Insulin Resistance Treatment
People who are insulin resistant cannot manage high levels of carbohydrates in food. Therefore, they secrete too much insulin in response to eating carbs. As a result they will feel hungry soon after eating and are likely to overeat so that they can satisfy themselves. Carbohydrates that have a high glycemic index are likely to be broken down faster and absorbed more quickly than those with low GI. As a result, when you consume high GI carbs like table sugar and white bread, it will increase your blood glucose level. Instead, eat vegetables which have a low GI carbs, and small amount of seeds, nuts, and fruits. In your healthy diet plan, you can reduce consumption of alcohol and restrict caloric intake.
- Increase physical activity
When you engage in physical exercise, your body will burn the stored glycogen into glucose. The more glycogen that is burnt during physical exercise the more your body will be sensitive to insulin. Increase in physical activity can help reduce central adiposity and increase oxidative enzymes.
Medications for IR
There are medications which can be used to reduce IR. They include metformin and thiazolidinediones drugs. Metformin is a biguanide that helps to reduce blood glucose levels in people with diabetes. Metformin drug acts by reducing the output of hepatic glucose while increasing glucose uptake by the muscle cell. In addition, metformin enhances weight loss as well as improve the lipid profile. This in turn helps to lower IR. Thiazolidinediones which is shortened as TZDs is a medication that works by lowering insulin resistance. When your insulin resistant, your body cells, such as fat cells cannot absorb glucose from the blood. Thiazolidinediones works by making your body produce new fat cells that are sensitive to insulin. The new fat cells will help reduce blood sugar levels by making your body absorb glucose better and make better use of insulin.
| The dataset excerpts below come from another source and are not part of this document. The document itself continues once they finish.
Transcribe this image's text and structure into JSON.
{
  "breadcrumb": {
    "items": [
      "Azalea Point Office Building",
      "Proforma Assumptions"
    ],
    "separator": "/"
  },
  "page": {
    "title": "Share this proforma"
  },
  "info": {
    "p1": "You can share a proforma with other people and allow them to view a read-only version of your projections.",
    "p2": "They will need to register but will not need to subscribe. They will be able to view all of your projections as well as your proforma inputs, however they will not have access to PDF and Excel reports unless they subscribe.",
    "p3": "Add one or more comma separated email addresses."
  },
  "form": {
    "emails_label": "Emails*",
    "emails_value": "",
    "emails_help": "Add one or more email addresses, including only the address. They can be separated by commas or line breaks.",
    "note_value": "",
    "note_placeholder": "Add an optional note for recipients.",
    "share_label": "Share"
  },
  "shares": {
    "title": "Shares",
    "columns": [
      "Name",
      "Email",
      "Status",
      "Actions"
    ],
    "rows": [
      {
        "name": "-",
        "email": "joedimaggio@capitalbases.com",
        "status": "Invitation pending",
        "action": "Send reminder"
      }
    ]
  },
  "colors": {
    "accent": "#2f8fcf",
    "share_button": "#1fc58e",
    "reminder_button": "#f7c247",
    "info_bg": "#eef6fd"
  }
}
Disclaimer: Please note that the contents of this community article are strictly for informational purposes and should not be considered as medical advice. This article, and other community articles, are not written or reviewed for medical validity by Canadian Insulin or its staff. All views and opinions expressed by the contributing authors are not endorsed by Canadian Insulin. Always consult a medical professional for medical advice, diagnosis, and treatment.